Le habían contado que el continente americano era un lugar bonito y tranquilo para establecerse; puesto que la expectativa de vida de los huracanes es muy corta, él no dudó en dirigirse hacia allá. Hizo maletas, vistió una camisa estampada, calzoneta veraniega, sandalias aptas para la playa, lentes de sol y en tan solo veinticuatro horas apareció en todos los radares meteorológicos. Se puso muy contento al enterarse de cuánta expectativa generaba su llegada, tal era su emoción que hizo llover por tres días seguidos hasta desaparecer unas pequeñas islas sin dueño; después de eso el conflicto entre Argentina e Inglaterra llegó a su fin. Gracias a las condiciones favorables que iba encontrando en su camino, creció rápidamente y ya al tercer día, la Estación Espacial Internacional había logrado hacerle su primera fotografía, misma que circularon en los principales periódicos del mundo. Se veía guapísimo desde allá arriba. Su intensidad fluctuó durante los días siguientes debido a la formación del ojo, pero en su sexto día de vida alcanzó la categoría de huracán mayor. Ese día celebró por todo lo alto, mientras los noticieros contaban cómo un archipiélago entero se había ahogado.

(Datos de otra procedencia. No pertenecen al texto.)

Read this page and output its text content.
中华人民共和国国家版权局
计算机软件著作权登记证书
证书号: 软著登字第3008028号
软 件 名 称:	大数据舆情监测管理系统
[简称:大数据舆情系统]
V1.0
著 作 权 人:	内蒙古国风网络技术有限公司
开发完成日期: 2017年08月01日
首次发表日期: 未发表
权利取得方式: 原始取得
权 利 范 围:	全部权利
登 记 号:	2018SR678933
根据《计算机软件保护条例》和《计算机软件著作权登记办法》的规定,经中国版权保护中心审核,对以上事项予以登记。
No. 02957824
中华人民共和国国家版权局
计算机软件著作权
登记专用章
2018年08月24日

A la mañana siguiente despertó y retomó su camino; no tuvo que avanzar demasiado para encontrar tres hermosas extensiones de tierra, separadas una de la otra, pero con características similares: verdes relieves y personas multicolores, música alegre, frutas diversas y jugosas, los tres lugares eran sitios de fiesta perpetua. Parecían pequeñas cajitas musicales, llenas de adornos y gente pequeña con el Mar Caribe como espejo. La imagen le enterneció. Recordó que había olvidado unas gotas de lluvia y regresó sus pasos; en su camino de vuelta, vio al mar embravecido, notó que las pequeñas islas que se erguían antes ya no estaban, a lo largo se levantaba una estela de destrucción que nunca tuvo intención de provocar. La tristeza le invadió y sentía un impulso enorme por reponer el daño, abrazar aquellas criaturas que había lastimado y desaparecer. En su entusiasmo por conocer nuevos mundos, había llevado el caos a aquellas lejanas tierras y se dio cuenta que la expectativa generada en realidad era miedo. Se sentó un rato mientras pensaba que debía hacer.
A lo largo se escuchaban los periodistas anunciar que la categoría del huracán había bajado un número y que parecía desviar su curso; los anuncios fueron acompañados por gritos de júbilo. A pesar de saberse no querido, comprendía la reacción de la gente. Solo algo le confundía: le llamaban Irma. Ese era un nombre femenino y hasta donde su entendimiento de siete días de vida le llevaba, él se sabía masculino. Todavía no se había detenido a pensar en su nombre, pero definitivamente no quería llamarse Irma. Se vio acusado de machismo, pero sabía que esa no era su razón. Simplemente no se sentía identificado con un nombre de mujer; toda su estructura gritaba ser hombre y quería ser llamado como tal.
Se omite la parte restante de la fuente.